Diverse enjoyable strands, Heather Roberts

A Population of One
Alice Glenday,
Vintage, Auckland, 1991, $19.95

The Peace Monster
John Smythe,
Vintage, Auckland, 1991, $24.95

The Widowhood of Jacki Bates
Frances Cherry,
New Women’s Press, Auckland 1991, $19.95

Strained Relations
Gaelyn Gordon,
Vintage, Auckland, 1991, $24.95

Each of these novelists has a contribution to make to the literature, and little links them apart from the location of their fiction and time of publication. All are established writers in genres other than the novel.

Alice Glenday’s second novel A Population of One, after a silence of nearly twenty years is the nearest book I have to a 1990s version of Man Alone. A female protagonist caught inside a loving family, grows up in the suburbs feeling terribly alone. While I enjoyed this account of a young woman moving into adulthood and unplanned parenthood, I was never convinced about the reasons for Emma’s isolation.

The people of John Smythe’s The Peace Monsterwould have little chance of experiencing the kind of disconnectedness that Emma knows. The small community of Opononi in the Hokianga is drawn together by a dolphin which spends a summer there, boosting the town’s coffers and imposing stresses and problems they have never experienced. The story of Opo is well-known and has been fictionalised and dramatised before. Smythe has the added burden then of proving that he has something new to say. The idea of assembling a large cast of characters who happened to be in Opononi that summer has merit. Such a technique has to be carefully handled if individuals are not to be simply stereotyped. Some characters rise above that, but most are not fully enough developed. Opo had a somewhat mysterious hold on those who ‘met’ her, and those who watched from afar. Smythe attempts to deal with it by seeing events from the dolphin’s point of view as well as that of the humans involved. It’s a tricky area, and I am not sure that it comes off completely.

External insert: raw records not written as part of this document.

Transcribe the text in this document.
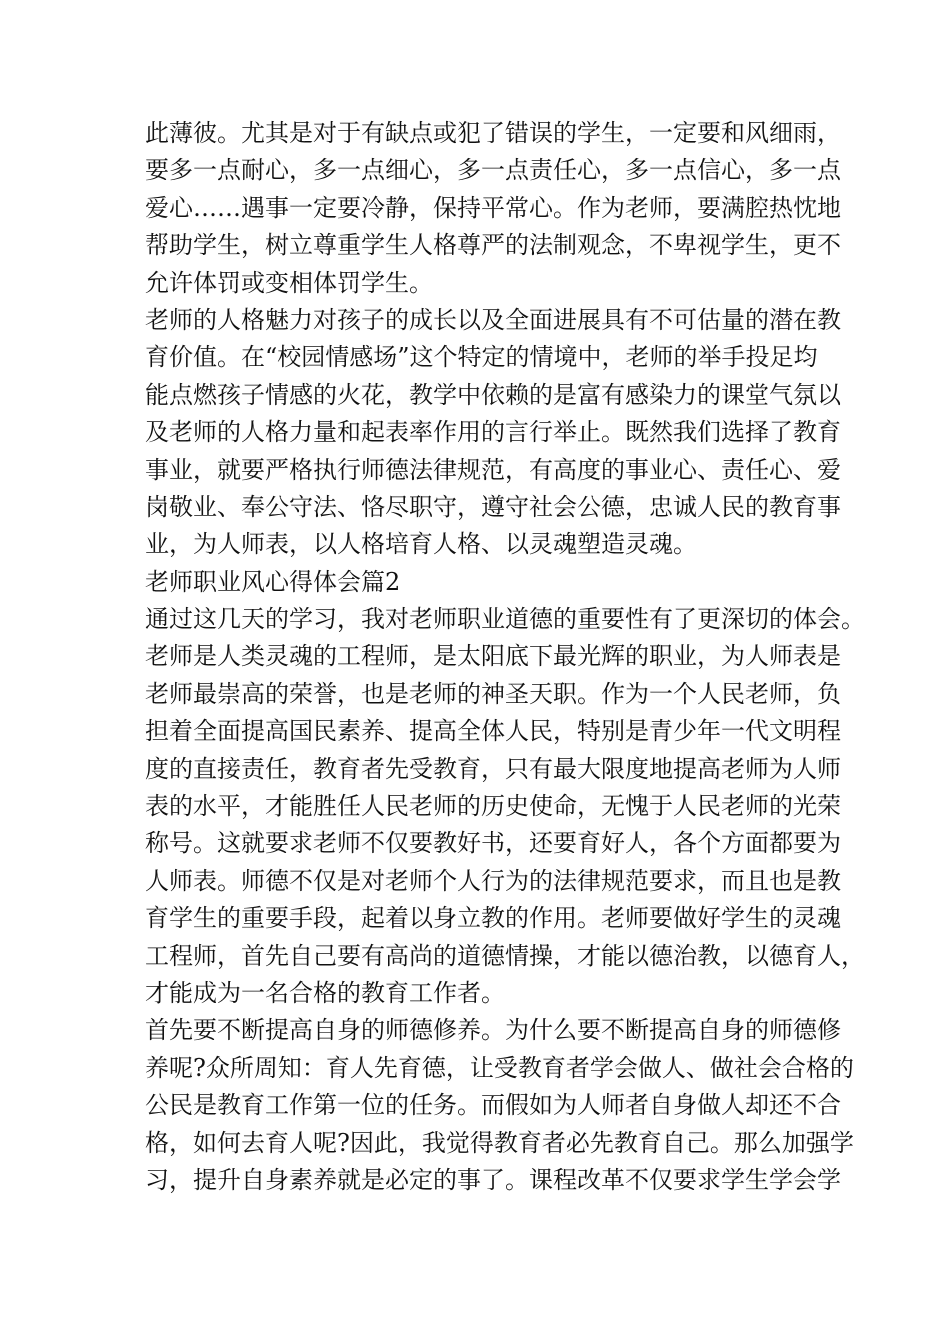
此薄彼。尤其是对于有缺点或犯了错误的学生，一定要和风细雨，
要多一点耐心，多一点细心，多一点责任心，多一点信心，多一点
爱心……遇事一定要冷静，保持平常心。作为老师，要满腔热忱地
帮助学生，树立尊重学生人格尊严的法制观念，不卑视学生，更不
允许体罚或变相体罚学生。
老师的人格魅力对孩子的成长以及全面进展具有不可估量的潜在教
育价值。在“校园情感场”这个特定的情境中，老师的举手投足均
能点燃孩子情感的火花，教学中依赖的是富有感染力的课堂气氛以
及老师的人格力量和起表率作用的言行举止。既然我们选择了教育
事业，就要严格执行师德法律规范，有高度的事业心、责任心、爱
岗敬业、奉公守法、恪尽职守，遵守社会公德，忠诚人民的教育事
业，为人师表，以人格培育人格、以灵魂塑造灵魂。
老师职业风心得体会篇2
通过这几天的学习，我对老师职业道德的重要性有了更深切的体会。
老师是人类灵魂的工程师，是太阳底下最光辉的职业，为人师表是
老师最崇高的荣誉，也是老师的神圣天职。作为一个人民老师，负
担着全面提高国民素养、提高全体人民，特别是青少年一代文明程
度的直接责任，教育者先受教育，只有最大限度地提高老师为人师
表的水平，才能胜任人民老师的历史使命，无愧于人民老师的光荣
称号。这就要求老师不仅要教好书，还要育好人，各个方面都要为
人师表。师德不仅是对老师个人行为的法律规范要求，而且也是教
育学生的重要手段，起着以身立教的作用。老师要做好学生的灵魂
工程师，首先自己要有高尚的道德情操，才能以德治教，以德育人，
才能成为一名合格的教育工作者。
首先要不断提高自身的师德修养。为什么要不断提高自身的师德修
养呢?众所周知：育人先育德，让受教育者学会做人、做社会合格的
公民是教育工作第一位的任务。而假如为人师者自身做人却还不合
格，如何去育人呢?因此，我觉得教育者必先教育自己。那么加强学
习，提升自身素养就是必定的事了。课程改革不仅要求学生学会学
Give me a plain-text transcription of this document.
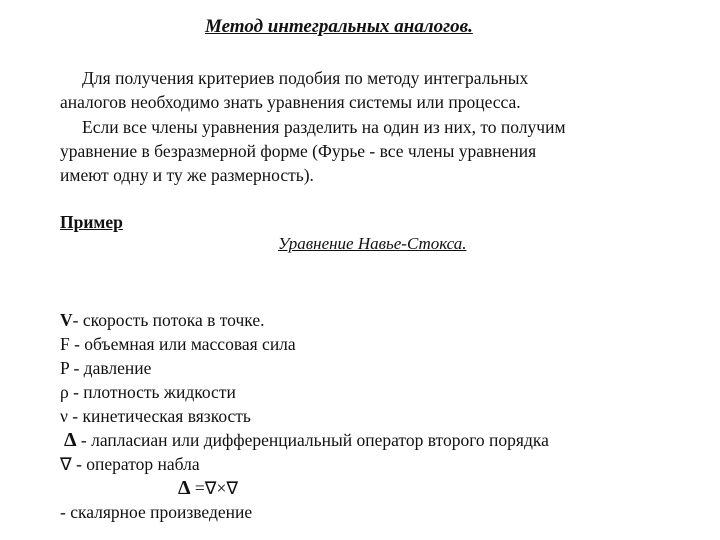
Метод интегральных аналогов.
Для получения критериев подобия по методу интегральных
аналогов необходимо знать уравнения системы или процесса.
Если все члены уравнения разделить на один из них, то получим
уравнение в безразмерной форме (Фурье - все члены уравнения
имеют одну и ту же размерность).
Пример
Уравнение Навье-Стокса.
V- скорость потока в точке.
F - объемная или массовая сила
P - давление
ρ - плотность жидкости
ν - кинетическая вязкость
Δ - лапласиан или дифференциальный оператор второго порядка
∇ - оператор набла
Δ =∇×∇
- скалярное произведение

Frances Cherry’s writing is always a good read. In The Widowhood of Jacki Bates the heroine is an unlikely Cherry character, being the recent widow of Donald, a rich lawyer, who has treated her badly. She has to come to terms with what her marriage meant, why her husband behaved the way he did, and what future she has without him. There are a few Cherry clichés in here: the older Lesbian couple living next door who are the only happy people in the book, the daughter who discovers her vocation by literally going back to the soil, the young couple who make no demands on each other, yet offer unending support to all around them. But Cherry’s sympathy for Jacki in particular and for the dead Donald, outweigh her occasional hectoring about other issues.

And if all this is too serious, turn to Gaelyn Gordon who in her second adult novel Strained Relations combines murder with outrageous humour. The delectable detective Senior Sergeant Rangi Roberts unravels the mystery to which the reader already knows the answer, conquering a few female witnesses on the way to the perfectly solved crime. The villains are an unlikely trio, and the reader may sometimes wonder why, given the detecting skills which Rangi is supposed to have, it takes him as long as it does to find the murderers. A few readers may also have some scruples about making a comedy out of murder, but as the murdered woman is presented as unlikeable, it does seem quite a logical conclusion to a life of greed.

 

Heather Roberts is the author of Where did she come from? and co-editor. of A Woman’s Life. She works as a public servant in Wellington.